The closure of my local video library and what it means for practice management software: adapt or die | Alan FitzGerald | LinkedIn

Around 2001 I attended an accounting seminar where the presenter, David Smith told the accountants present to advise any of their clients wanting to open a DVD store, then at their height of popularity, not to invest; the internet would replace it: he was laughed at.   My local video library, Video Vision, announced recently that it would be closing.  An overwhelming driving force behind it closing was the increase of internet streaming - exactly what was predicted in that seminar 15 years ago.

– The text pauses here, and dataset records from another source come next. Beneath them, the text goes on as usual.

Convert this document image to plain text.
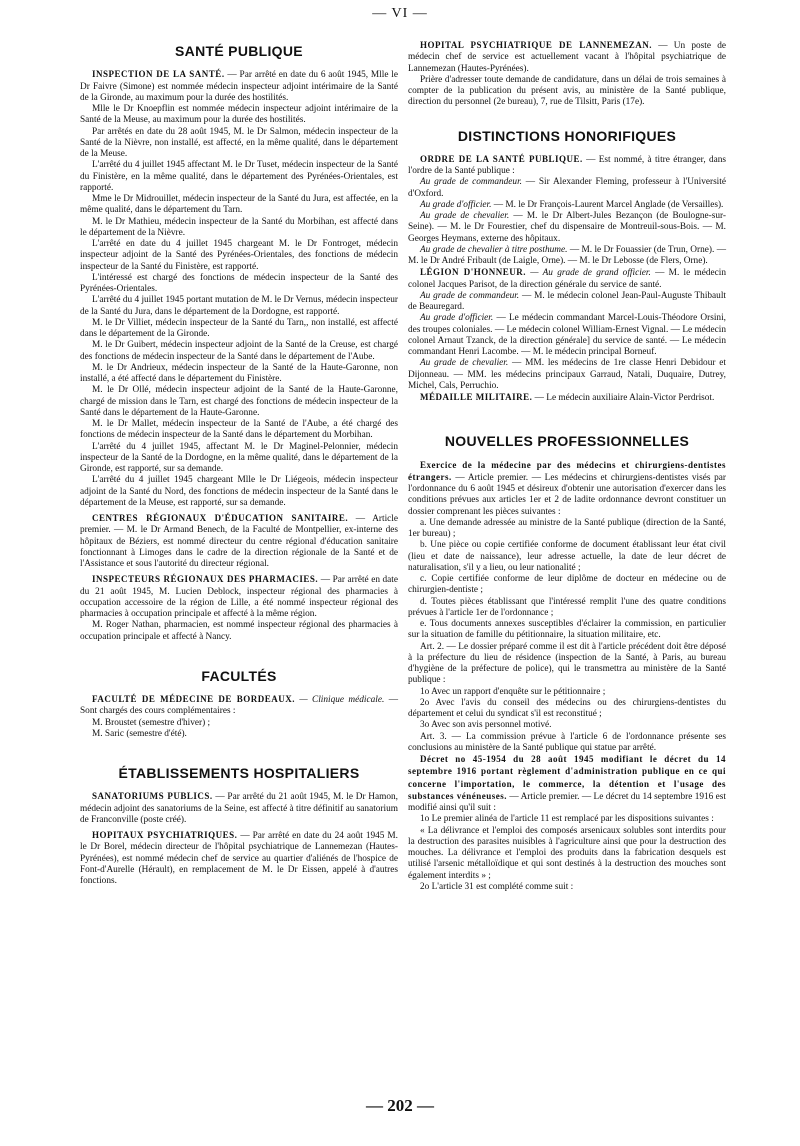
— VI —
SANTÉ PUBLIQUE

INSPECTION DE LA SANTÉ. — Par arrêté en date du 6 août 1945, Mlle le Dr Faivre (Simone) est nommée médecin inspecteur adjoint intérimaire de la Santé de la Gironde, au maximum pour la durée des hostilités.

Mlle le Dr Knoepflin est nommée médecin inspecteur adjoint intérimaire de la Santé de la Meuse, au maximum pour la durée des hostilités.

Par arrêtés en date du 28 août 1945, M. le Dr Salmon, médecin inspecteur de la Santé de la Nièvre, non installé, est affecté, en la même qualité, dans le département de la Meuse.

L'arrêté du 4 juillet 1945 affectant M. le Dr Tuset, médecin inspecteur de la Santé du Finistère, en la même qualité, dans le département des Pyrénées-Orientales, est rapporté.

Mme le Dr Midrouillet, médecin inspecteur de la Santé du Jura, est affectée, en la même qualité, dans le département du Tarn.

M. le Dr Mathieu, médecin inspecteur de la Santé du Morbihan, est affecté dans le département de la Nièvre.

L'arrêté en date du 4 juillet 1945 chargeant M. le Dr Fontroget, médecin inspecteur adjoint de la Santé des Pyrénées-Orientales, des fonctions de médecin inspecteur de la Santé du Finistère, est rapporté.

L'intéressé est chargé des fonctions de médecin inspecteur de la Santé des Pyrénées-Orientales.

L'arrêté du 4 juillet 1945 portant mutation de M. le Dr Vernus, médecin inspecteur de la Santé du Jura, dans le département de la Dordogne, est rapporté.

M. le Dr Villiet, médecin inspecteur de la Santé du Tarn,, non installé, est affecté dans le département de la Gironde.

M. le Dr Guibert, médecin inspecteur adjoint de la Santé de la Creuse, est chargé des fonctions de médecin inspecteur de la Santé dans le département de l'Aube.

M. le Dr Andrieux, médecin inspecteur de la Santé de la Haute-Garonne, non installé, a été affecté dans le département du Finistère.

M. le Dr Ollé, médecin inspecteur adjoint de la Santé de la Haute-Garonne, chargé de mission dans le Tarn, est chargé des fonctions de médecin inspecteur de la Santé dans le département de la Haute-Garonne.

M. le Dr Mallet, médecin inspecteur de la Santé de l'Aube, a été chargé des fonctions de médecin inspecteur de la Santé dans le département du Morbihan.

L'arrêté du 4 juillet 1945, affectant M. le Dr Maginel-Pelonnier, médecin inspecteur de la Santé de la Dordogne, en la même qualité, dans le département de la Gironde, est rapporté, sur sa demande.

L'arrêté du 4 juillet 1945 chargeant Mlle le Dr Liégeois, médecin inspecteur adjoint de la Santé du Nord, des fonctions de médecin inspecteur de la Santé dans le département de la Meuse, est rapporté, sur sa demande.

CENTRES RÉGIONAUX D'ÉDUCATION SANITAIRE. — Article premier. — M. le Dr Armand Benech, de la Faculté de Montpellier, ex-interne des hôpitaux de Béziers, est nommé directeur du centre régional d'éducation sanitaire fonctionnant à Limoges dans le cadre de la direction régionale de la Santé et de l'Assistance et sous l'autorité du directeur régional.

INSPECTEURS RÉGIONAUX DES PHARMACIES. — Par arrêté en date du 21 août 1945, M. Lucien Deblock, inspecteur régional des pharmacies à occupation accessoire de la région de Lille, a été nommé inspecteur régional des pharmacies à occupation principale et affecté à la même région.

M. Roger Nathan, pharmacien, est nommé inspecteur régional des pharmacies à occupation principale et affecté à Nancy.

FACULTÉS

FACULTÉ DE MÉDECINE DE BORDEAUX. — Clinique médicale. — Sont chargés des cours complémentaires :

M. Broustet (semestre d'hiver) ;

M. Saric (semestre d'été).

ÉTABLISSEMENTS HOSPITALIERS

SANATORIUMS PUBLICS. — Par arrêté du 21 août 1945, M. le Dr Hamon, médecin adjoint des sanatoriums de la Seine, est affecté à titre définitif au sanatorium de Franconville (poste créé).

HOPITAUX PSYCHIATRIQUES. — Par arrêté en date du 24 août 1945 M. le Dr Borel, médecin directeur de l'hôpital psychiatrique de Lannemezan (Hautes-Pyrénées), est nommé médecin chef de service au quartier d'aliénés de l'hospice de Font-d'Aurelle (Hérault), en remplacement de M. le Dr Eissen, appelé à d'autres fonctions.

HOPITAL PSYCHIATRIQUE DE LANNEMEZAN. — Un poste de médecin chef de service est actuellement vacant à l'hôpital psychiatrique de Lannemezan (Hautes-Pyrénées).

Prière d'adresser toute demande de candidature, dans un délai de trois semaines à compter de la publication du présent avis, au ministère de la Santé publique, direction du personnel (2e bureau), 7, rue de Tilsitt, Paris (17e).

DISTINCTIONS HONORIFIQUES

ORDRE DE LA SANTÉ PUBLIQUE. — Est nommé, à titre étranger, dans l'ordre de la Santé publique :

Au grade de commandeur. — Sir Alexander Fleming, professeur à l'Université d'Oxford.

Au grade d'officier. — M. le Dr François-Laurent Marcel Anglade (de Versailles).

Au grade de chevalier. — M. le Dr Albert-Jules Bezançon (de Boulogne-sur-Seine). — M. le Dr Fourestier, chef du dispensaire de Montreuil-sous-Bois. — M. Georges Heymans, externe des hôpitaux.

Au grade de chevalier à titre posthume. — M. le Dr Fouassier (de Trun, Orne). — M. le Dr André Fribault (de Laigle, Orne). — M. le Dr Lebosse (de Flers, Orne).

LÉGION D'HONNEUR. — Au grade de grand officier. — M. le médecin colonel Jacques Parisot, de la direction générale du service de santé.

Au grade de commandeur. — M. le médecin colonel Jean-Paul-Auguste Thibault de Beauregard.

Au grade d'officier. — Le médecin commandant Marcel-Louis-Théodore Orsini, des troupes coloniales. — Le médecin colonel William-Ernest Vignal. — Le médecin colonel Arnaut Tzanck, de la direction générale] du service de santé. — Le médecin commandant Henri Lacombe. — M. le médecin principal Borneuf.

Au grade de chevalier. — MM. les médecins de 1re classe Henri Debidour et Dijonneau. — MM. les médecins principaux Garraud, Natali, Duquaire, Dutrey, Michel, Cals, Perruchio.

MÉDAILLE MILITAIRE. — Le médecin auxiliaire Alain-Victor Perdrisot.

NOUVELLES PROFESSIONNELLES

Exercice de la médecine par des médecins et chirurgiens-dentistes étrangers. — Article premier. — Les médecins et chirurgiens-dentistes visés par l'ordonnance du 6 août 1945 et désireux d'obtenir une autorisation d'exercer dans les conditions prévues aux articles 1er et 2 de ladite ordonnance devront constituer un dossier comprenant les pièces suivantes :

a. Une demande adressée au ministre de la Santé publique (direction de la Santé, 1er bureau) ;

b. Une pièce ou copie certifiée conforme de document établissant leur état civil (lieu et date de naissance), leur adresse actuelle, la date de leur décret de naturalisation, s'il y a lieu, ou leur nationalité ;

c. Copie certifiée conforme de leur diplôme de docteur en médecine ou de chirurgien-dentiste ;

d. Toutes pièces établissant que l'intéressé remplit l'une des quatre conditions prévues à l'article 1er de l'ordonnance ;

e. Tous documents annexes susceptibles d'éclairer la commission, en particulier sur la situation de famille du pétitionnaire, la situation militaire, etc.

Art. 2. — Le dossier préparé comme il est dit à l'article précédent doit être déposé à la préfecture du lieu de résidence (inspection de la Santé, à Paris, au bureau d'hygiène de la préfecture de police), qui le transmettra au ministère de la Santé publique :

1o Avec un rapport d'enquête sur le pétitionnaire ;

2o Avec l'avis du conseil des médecins ou des chirurgiens-dentistes du département et celui du syndicat s'il est reconstitué ;

3o Avec son avis personnel motivé.

Art. 3. — La commission prévue à l'article 6 de l'ordonnance présente ses conclusions au ministère de la Santé publique qui statue par arrêté.

Décret no 45-1954 du 28 août 1945 modifiant le décret du 14 septembre 1916 portant règlement d'administration publique en ce qui concerne l'importation, le commerce, la détention et l'usage des substances vénéneuses. — Article premier. — Le décret du 14 septembre 1916 est modifié ainsi qu'il suit :

1o Le premier alinéa de l'article 11 est remplacé par les dispositions suivantes :

« La délivrance et l'emploi des composés arsenicaux solubles sont interdits pour la destruction des parasites nuisibles à l'agriculture ainsi que pour la destruction des mouches. La délivrance et l'emploi des produits dans la fabrication desquels est utilisé l'arsenic métalloïdique et qui sont destinés à la destruction des mouches sont également interdits » ;

2o L'article 31 est complété comme suit :

— 202 —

I attend conferences either out of curiosity or where I am requested to by a client, so I'm not a mouthpiece for Xero, Intuit, Sage etc.  This week happened to be Xero in Melbourne, in one session, practice management was showcased; the functionality which was a (very) expensive add on when I was selling practice management in the mid 2000s is now included for free in a system that is, well, free and it was delivered by the presenter in a 'oh by the way we have this functionality and this is how you use it' matter of fact way and not with any hoopla!  Whether or not he appreciated the enormity of this, it wasn't lost on some of my old clients in the audience currently spending upwards of $40,000 per annum shaking their heads; the smaller firms had access to better technology than they did.

The concern still remains about the ability of cloud providers to scale up to user numbers typical of large firms. The pitch from what I could gather is aimed at the 20 seat and below market, but this is only matter of time. The current major providers, Reckon & MYOB in particular, are on notice; the old mantra of evolution not revolution no longer applies they need to act fast or end up like Video Vision - in the annals of history;  This has now become a transactional business and not one based on relationships.

Tea leaves and chicken guts are the worst predictors; it was once said that those without knowledge predict and those with knowledge don't. It's not hard to see what the future holds though, and beyond what it means for firms.